Jillian completed her BSc with a major in Biology at Queen’s University. She is now working towards completing her MSc in Integrative Biology at the University of Guelph. More specifically, for her MSc Jillian is interested in using genetic analyses to determine the effectiveness of a fisheries management intervention at reducing the incidence of hybridization between native and non-native Catostomus suckers. Determining the effectiveness of such operations helps to establish stronger management and conservation approaches in the future.


Undergraduate Students

Mathew Mervyn

Mat is volunteering in the Mandeville lab while completing his BSc in Zoology with a minor in Business at the University of Guelph. He’s interested in population dynamics, inter-species interactions, and human impacts on ecosystems.
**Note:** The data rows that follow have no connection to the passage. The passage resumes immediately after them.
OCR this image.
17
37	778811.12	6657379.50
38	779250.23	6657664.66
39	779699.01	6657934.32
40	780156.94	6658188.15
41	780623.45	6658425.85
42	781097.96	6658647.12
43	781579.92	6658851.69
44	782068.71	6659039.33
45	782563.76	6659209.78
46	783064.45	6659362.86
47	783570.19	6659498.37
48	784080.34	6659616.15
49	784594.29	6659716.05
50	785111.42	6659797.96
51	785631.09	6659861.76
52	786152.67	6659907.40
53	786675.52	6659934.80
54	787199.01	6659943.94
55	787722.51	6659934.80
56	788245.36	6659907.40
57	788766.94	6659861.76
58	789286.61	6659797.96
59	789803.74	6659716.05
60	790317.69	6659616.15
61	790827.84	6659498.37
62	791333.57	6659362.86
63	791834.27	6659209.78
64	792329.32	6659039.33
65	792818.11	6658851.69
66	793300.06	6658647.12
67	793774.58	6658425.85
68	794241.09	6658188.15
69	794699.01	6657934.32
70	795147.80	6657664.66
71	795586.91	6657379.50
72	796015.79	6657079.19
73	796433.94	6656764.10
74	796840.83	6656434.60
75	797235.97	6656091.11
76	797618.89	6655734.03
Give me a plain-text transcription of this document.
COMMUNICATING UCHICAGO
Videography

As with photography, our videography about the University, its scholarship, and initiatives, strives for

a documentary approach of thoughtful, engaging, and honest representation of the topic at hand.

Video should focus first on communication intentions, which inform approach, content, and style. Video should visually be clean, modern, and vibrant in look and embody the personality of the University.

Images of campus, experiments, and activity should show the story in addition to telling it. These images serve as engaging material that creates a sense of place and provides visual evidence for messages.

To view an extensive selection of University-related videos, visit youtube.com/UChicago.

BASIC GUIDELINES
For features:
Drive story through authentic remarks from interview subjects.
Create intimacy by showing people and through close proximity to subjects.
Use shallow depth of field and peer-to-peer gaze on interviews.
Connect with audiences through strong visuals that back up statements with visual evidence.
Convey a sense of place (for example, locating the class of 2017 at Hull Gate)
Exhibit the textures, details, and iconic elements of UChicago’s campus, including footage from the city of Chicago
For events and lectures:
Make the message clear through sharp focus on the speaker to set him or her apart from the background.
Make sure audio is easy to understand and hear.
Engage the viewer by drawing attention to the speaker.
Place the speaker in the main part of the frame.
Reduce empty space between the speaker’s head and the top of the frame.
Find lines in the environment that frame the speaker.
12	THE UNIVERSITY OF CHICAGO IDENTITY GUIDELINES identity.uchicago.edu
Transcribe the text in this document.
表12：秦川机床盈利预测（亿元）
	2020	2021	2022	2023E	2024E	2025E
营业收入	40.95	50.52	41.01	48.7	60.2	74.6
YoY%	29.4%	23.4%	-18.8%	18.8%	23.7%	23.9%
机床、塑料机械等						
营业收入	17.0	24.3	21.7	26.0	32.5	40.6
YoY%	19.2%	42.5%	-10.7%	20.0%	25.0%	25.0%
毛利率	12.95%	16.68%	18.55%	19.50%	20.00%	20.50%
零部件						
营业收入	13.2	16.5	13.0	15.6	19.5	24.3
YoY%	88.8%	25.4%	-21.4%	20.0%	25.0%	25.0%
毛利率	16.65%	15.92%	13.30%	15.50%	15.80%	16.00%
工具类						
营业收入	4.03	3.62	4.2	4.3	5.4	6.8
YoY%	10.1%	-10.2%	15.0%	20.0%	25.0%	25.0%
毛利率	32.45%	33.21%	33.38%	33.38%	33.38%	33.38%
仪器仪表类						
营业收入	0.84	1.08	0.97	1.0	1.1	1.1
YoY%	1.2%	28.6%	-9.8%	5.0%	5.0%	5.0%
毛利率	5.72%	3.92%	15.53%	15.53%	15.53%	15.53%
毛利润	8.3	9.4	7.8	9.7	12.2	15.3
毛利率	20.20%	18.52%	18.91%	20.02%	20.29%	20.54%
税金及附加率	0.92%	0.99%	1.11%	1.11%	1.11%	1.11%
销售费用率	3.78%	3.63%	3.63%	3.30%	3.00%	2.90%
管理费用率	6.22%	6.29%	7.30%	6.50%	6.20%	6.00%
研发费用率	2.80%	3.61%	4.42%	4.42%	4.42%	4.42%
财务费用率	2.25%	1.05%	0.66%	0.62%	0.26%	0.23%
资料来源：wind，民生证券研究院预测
He also helps out on campus by volunteering in labs and as a volunteer TA for BIOL*1070.


Amanda Meuser

Amanda is a fourth-year research project student in the Mandeville lab and will be completing her BSc in Molecular Biology and Genetics with a minor in French Studies in the spring of 2021. For her research project, she is interested in studying how population genetics of certain freshwater fish species, including creek chub and common shiner, have been altered in agriculturally impacted streams. She is eager to learn more about bioinformatic tools and computational approaches to genomic data analysis.


A drawing of Amy Pitura

Amy Pitura

Amy is a research assistant and with a BSc in Marine and Freshwater Biology from the University of Guelph. She’s passionate about aquatic ecosystems and is excited to contribute to understanding the mechanism of Catostomus and Chrosomus sex determination and how that affects their hybridization. She’s also helping with the Lab’s other projects, such as the MLWIC for fish hybrids project and the agricultural streams project.


Kayleigh Paisley-Rush

Kayleigh is volunteering in the Mandeville lab while competing her BSc in Marine and Freshwater Biology at the University of Guelph. She is interested in environmental ecology and conservation, especially in aquatic ecosystems. She also volunteers in BIOL*1070 seminars and is a part of the CBS Literature Review Club.


Catherine Cooper

Catherine (Cat) is a fourth-year undergraduate Wildlife Biology and Conservation student completing an undergraduate research project in the Mandeville lab. She is studying genetic variation in creek chub as a function of environmental variation in a fragmented agricultural landscape. She has a special interest in the interactions between different species, and between species and their environments.

Alumni of the Lab

Bram Ratz, Master’s in Bioinformatics

Daniel Fabrizio, Undergraduate

Samantha Arevalo, Undergraduate

Sam recently graduated from the University of Guelph with a BSc in Zoology. She aims to work in helping protect SAR species and understanding how humans have impacted aquatic ecology. With the Mandeville lab, she is involved with two main projects: 1) MLWIC for fish hybrids and 2) assessing population dynamics of creek chub. The goal of the MLWIC project is to determine how accurately a machine learning package in R (named MLWIC) can identify hybrid trout species apart from parental species. The creek chub project, which was also her fourth year research project, assesses how anthropogenic barriers affect genetic differentiation of creek chub populations across southwestern Ontario. This ongoing project combines spatial data and genomic analyses to determine how agricultural landscapes play a role in the evolutionary processes of fish.